Configuring the components - 7.0

Text standardization

author
Talend Documentation Team
EnrichVersion
7.0
EnrichProdName
Talend Big Data Platform
Talend Data Fabric
Talend Data Management Platform
Talend Data Services Platform
Talend MDM Platform
Talend Real-Time Big Data Platform
task
Data Governance > Third-party systems > Data Quality components > Standardization components > Text standardization components
Data Quality and Preparation > Third-party systems > Data Quality components > Standardization components > Text standardization components
Design and Development > Third-party systems > Data Quality components > Standardization components > Text standardization components
EnrichPlatform
Talend Studio

Procedure

  1. Double-click the tFileInputDelimited component to open its Basic settings view.
  2. Browse to the input file, and set basic properties based on the structure of the input file. In this example, the input file provides a list of English words in different variant forms, and does not have a header. The following is an exact of the file content.
    computerize
    computerized
    computerizing
    program
    programming
    cooking
    cooked
    cooks
    evaporable
  3. Click the [...] button next to Edit schema to open the [Schema] dialog box, and set the input schema, which should contain one column named Word in this example.
    When done, click OK to close the dialog box.
  4. Double-click the tMap component to open the map editor. We will use this component to map the single-column input flow to a two-column data flow to feed the tStem component.
  5. Click the [+] button to add two columns to the output schema and name them Fullform and Stem respectively.

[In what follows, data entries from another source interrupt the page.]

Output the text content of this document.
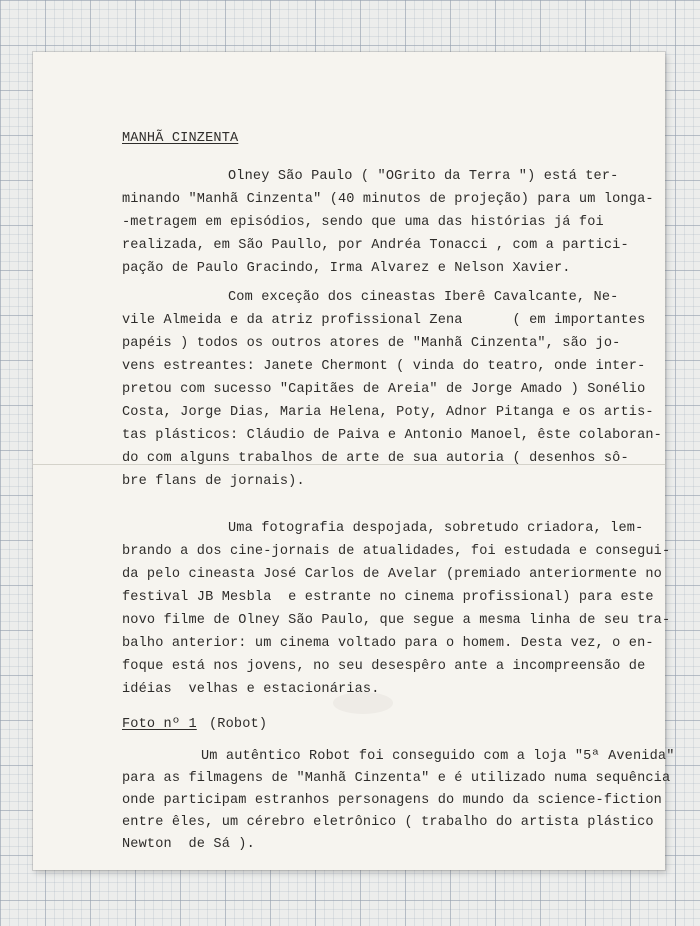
MANHÃ CINZENTA

Olney São Paulo ( "OGrito da Terra ") está ter-

minando "Manhã Cinzenta" (40 minutos de projeção) para um longa-

-metragem em episódios, sendo que uma das histórias já foi

realizada, em São Paullo, por Andréa Tonacci , com a partici-

pação de Paulo Gracindo, Irma Alvarez e Nelson Xavier.

Com exceção dos cineastas Iberê Cavalcante, Ne-

vile Almeida e da atriz profissional Zena      ( em importantes

papéis ) todos os outros atores de "Manhã Cinzenta", são jo-

vens estreantes: Janete Chermont ( vinda do teatro, onde inter-

pretou com sucesso "Capitães de Areia" de Jorge Amado ) Sonélio

Costa, Jorge Dias, Maria Helena, Poty, Adnor Pitanga e os artis-

tas plásticos: Cláudio de Paiva e Antonio Manoel, êste colaboran-

do com alguns trabalhos de arte de sua autoria ( desenhos sô-

bre flans de jornais).

Uma fotografia despojada, sobretudo criadora, lem-

brando a dos cine-jornais de atualidades, foi estudada e consegui-

da pelo cineasta José Carlos de Avelar (premiado anteriormente no

festival JB Mesbla  e estrante no cinema profissional) para este

novo filme de Olney São Paulo, que segue a mesma linha de seu tra-

balho anterior: um cinema voltado para o homem. Desta vez, o en-

foque está nos jovens, no seu desespêro ante a incompreensão de

idéias  velhas e estacionárias.

Foto nº 1 (Robot)

Um autêntico Robot foi conseguido com a loja "5ª Avenida"

para as filmagens de "Manhã Cinzenta" e é utilizado numa sequência

onde participam estranhos personagens do mundo da science-fiction

entre êles, um cérebro eletrônico ( trabalho do artista plástico

Newton  de Sá ).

Then, drag the Word column from the input table onto the Fullform column, then onto the Stem column, in the output table.
    When done, click OK to close the map editor and propagate the changes to the next component.
  6. Double-click the tStem component to open its Basic settings view.
  7. In the Select Algorithm table, click in the Algorithm field for the Stem column, which will carry the word stems extracted from the input data, and select English as the algorithm language.
  8. Double-click the tLogRow component to open its Basic settings view, and select the Table option for better readable display of the Job execution result.